The insurer ended up paying out in every case.

Other reasons to appeal a rejected claim

Lots of complains are about the insurance policy not paying out fully or over poor-quality repairs.

If you’re appealing the amount you’ve been offered by an insurer, turn detective. See if you can find examples of the actual costs you’d need to be ‘in the position you’d have been in had the incident not occurred’. So if your car has been written off but you think you’ve been given a cheap payout, then have a look in the official guides for vehicle value, and hit the Auto Trader or other magazines for alternative prices (get at least five alternatives if you can).
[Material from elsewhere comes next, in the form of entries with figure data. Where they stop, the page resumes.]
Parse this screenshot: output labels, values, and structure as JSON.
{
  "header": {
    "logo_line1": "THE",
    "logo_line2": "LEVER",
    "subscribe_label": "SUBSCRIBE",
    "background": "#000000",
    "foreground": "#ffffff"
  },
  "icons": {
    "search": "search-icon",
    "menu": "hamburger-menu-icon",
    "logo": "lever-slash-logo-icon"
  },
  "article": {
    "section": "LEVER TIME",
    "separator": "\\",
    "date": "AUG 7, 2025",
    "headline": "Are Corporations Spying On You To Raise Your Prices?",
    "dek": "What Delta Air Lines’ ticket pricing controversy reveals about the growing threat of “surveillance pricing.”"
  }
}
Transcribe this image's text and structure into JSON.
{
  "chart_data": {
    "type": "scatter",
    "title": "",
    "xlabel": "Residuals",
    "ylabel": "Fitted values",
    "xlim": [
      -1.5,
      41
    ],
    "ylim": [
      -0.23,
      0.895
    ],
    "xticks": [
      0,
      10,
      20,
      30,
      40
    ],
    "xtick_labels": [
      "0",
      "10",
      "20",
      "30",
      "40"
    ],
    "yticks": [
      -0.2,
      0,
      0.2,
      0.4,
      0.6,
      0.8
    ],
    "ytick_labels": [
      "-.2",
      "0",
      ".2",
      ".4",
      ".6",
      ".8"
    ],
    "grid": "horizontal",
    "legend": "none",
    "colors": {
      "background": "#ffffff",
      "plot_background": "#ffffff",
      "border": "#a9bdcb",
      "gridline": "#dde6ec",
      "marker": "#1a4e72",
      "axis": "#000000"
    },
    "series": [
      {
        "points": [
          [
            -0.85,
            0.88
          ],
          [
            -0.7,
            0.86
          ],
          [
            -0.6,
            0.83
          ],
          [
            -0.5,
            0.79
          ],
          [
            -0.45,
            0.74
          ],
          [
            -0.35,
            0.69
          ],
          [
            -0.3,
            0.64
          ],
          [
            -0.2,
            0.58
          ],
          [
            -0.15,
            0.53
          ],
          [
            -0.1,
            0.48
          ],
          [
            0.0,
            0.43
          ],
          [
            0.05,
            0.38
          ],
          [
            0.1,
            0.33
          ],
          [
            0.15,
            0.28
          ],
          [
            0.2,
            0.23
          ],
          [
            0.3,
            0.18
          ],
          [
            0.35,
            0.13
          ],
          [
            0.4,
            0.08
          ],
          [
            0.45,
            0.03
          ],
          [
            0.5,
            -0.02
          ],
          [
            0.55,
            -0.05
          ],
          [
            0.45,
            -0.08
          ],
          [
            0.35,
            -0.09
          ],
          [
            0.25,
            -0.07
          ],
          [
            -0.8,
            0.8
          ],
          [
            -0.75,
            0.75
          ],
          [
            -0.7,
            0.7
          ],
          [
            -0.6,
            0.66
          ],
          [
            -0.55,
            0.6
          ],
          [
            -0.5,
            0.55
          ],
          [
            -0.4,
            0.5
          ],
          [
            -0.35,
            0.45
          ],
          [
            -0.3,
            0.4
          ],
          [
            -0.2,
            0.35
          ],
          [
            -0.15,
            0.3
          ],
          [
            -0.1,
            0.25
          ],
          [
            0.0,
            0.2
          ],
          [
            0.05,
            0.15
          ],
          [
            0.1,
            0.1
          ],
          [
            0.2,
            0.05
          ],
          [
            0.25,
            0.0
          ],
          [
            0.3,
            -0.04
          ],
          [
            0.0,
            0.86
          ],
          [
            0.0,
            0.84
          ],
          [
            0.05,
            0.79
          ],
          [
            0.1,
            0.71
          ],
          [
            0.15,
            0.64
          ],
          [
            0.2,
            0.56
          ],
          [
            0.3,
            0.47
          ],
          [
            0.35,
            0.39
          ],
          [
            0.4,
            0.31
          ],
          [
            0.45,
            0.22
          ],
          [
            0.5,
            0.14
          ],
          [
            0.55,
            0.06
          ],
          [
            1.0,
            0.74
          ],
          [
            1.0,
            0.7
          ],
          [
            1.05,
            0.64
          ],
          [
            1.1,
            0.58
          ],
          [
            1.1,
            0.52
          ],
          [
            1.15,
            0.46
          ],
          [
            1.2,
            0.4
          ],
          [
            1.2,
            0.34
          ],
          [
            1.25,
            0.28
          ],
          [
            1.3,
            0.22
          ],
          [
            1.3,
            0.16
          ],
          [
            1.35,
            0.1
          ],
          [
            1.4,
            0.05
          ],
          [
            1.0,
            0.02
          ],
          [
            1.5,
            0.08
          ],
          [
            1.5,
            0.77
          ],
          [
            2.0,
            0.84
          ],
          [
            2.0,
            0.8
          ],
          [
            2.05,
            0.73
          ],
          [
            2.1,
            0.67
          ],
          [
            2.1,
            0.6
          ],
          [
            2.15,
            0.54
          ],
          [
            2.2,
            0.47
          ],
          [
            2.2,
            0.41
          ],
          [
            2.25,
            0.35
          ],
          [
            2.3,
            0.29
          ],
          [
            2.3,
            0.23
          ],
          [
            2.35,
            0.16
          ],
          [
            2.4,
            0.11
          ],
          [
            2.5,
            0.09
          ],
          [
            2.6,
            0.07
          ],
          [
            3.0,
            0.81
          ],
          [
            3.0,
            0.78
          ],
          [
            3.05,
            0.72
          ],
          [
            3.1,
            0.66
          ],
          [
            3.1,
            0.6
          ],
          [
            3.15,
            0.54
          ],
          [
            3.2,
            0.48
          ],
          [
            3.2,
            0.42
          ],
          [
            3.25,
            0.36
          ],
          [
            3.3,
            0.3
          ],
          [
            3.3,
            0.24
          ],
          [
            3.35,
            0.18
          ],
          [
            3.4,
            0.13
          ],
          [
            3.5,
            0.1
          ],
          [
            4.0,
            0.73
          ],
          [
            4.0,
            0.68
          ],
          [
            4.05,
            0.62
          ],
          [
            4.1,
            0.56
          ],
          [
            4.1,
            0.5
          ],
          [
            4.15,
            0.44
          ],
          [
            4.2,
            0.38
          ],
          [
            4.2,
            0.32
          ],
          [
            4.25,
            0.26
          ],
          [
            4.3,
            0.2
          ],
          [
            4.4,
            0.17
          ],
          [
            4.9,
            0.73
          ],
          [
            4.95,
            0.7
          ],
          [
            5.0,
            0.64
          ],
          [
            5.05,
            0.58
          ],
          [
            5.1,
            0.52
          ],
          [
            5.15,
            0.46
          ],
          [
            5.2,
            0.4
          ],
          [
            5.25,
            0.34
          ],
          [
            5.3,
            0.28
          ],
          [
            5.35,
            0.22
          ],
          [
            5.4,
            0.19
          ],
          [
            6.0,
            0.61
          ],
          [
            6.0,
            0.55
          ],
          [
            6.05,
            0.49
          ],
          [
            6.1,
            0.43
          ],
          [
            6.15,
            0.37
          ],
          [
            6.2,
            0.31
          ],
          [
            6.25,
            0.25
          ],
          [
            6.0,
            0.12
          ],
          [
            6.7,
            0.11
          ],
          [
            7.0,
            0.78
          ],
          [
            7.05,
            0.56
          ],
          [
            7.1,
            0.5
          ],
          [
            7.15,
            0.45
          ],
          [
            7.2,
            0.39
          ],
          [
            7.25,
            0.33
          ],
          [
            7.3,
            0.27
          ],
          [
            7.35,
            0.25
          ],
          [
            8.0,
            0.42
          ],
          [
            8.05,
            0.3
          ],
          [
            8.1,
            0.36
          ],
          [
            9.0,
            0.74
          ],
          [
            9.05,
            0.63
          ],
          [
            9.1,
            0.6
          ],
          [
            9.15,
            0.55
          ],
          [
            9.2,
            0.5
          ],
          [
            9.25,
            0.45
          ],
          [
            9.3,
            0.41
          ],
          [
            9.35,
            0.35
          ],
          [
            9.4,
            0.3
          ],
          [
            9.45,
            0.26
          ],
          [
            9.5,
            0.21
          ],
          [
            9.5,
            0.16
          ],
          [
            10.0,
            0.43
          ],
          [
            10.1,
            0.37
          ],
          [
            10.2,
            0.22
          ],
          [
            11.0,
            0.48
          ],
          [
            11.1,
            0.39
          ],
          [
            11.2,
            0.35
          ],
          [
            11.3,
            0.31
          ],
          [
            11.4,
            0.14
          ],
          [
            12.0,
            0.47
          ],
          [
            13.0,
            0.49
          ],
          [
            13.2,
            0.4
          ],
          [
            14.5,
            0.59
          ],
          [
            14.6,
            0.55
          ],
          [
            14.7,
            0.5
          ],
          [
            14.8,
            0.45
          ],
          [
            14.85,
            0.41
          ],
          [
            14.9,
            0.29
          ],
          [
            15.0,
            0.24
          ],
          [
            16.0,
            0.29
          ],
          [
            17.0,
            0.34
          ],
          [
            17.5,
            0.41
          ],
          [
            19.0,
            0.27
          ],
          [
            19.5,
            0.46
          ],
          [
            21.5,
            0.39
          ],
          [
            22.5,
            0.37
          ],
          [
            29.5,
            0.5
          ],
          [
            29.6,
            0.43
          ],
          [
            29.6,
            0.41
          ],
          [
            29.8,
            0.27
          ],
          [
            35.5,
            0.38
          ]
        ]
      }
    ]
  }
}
If you’re disputing the evidence of the insurer’s expert’s opinions, then counter with your own doctor’s note, builder’s quote or alternative expert view. Don’t spend a fortune on this though.

If you’re unhappy with how an insurer or their contractors have behaved, then put together a bullet point timeline covering what went wrong, what you were promised and what happened. Then…

Take it further

If the insurer rejects your claim, then they must write to you within a maximum of eight weeks from the date you made the complaint (on the phone, in writing, even by social media). This ‘final decision’ letter will explain their decision and your right to go to the Financial Ombudsman within six months of the date on the letter (so don’t stall).

The Financial Ombudsman is a free service and has advantage over the courts in the fact that it can look at what’s ‘fair and reasonable’ which means you stand a better chance of your case being upheld.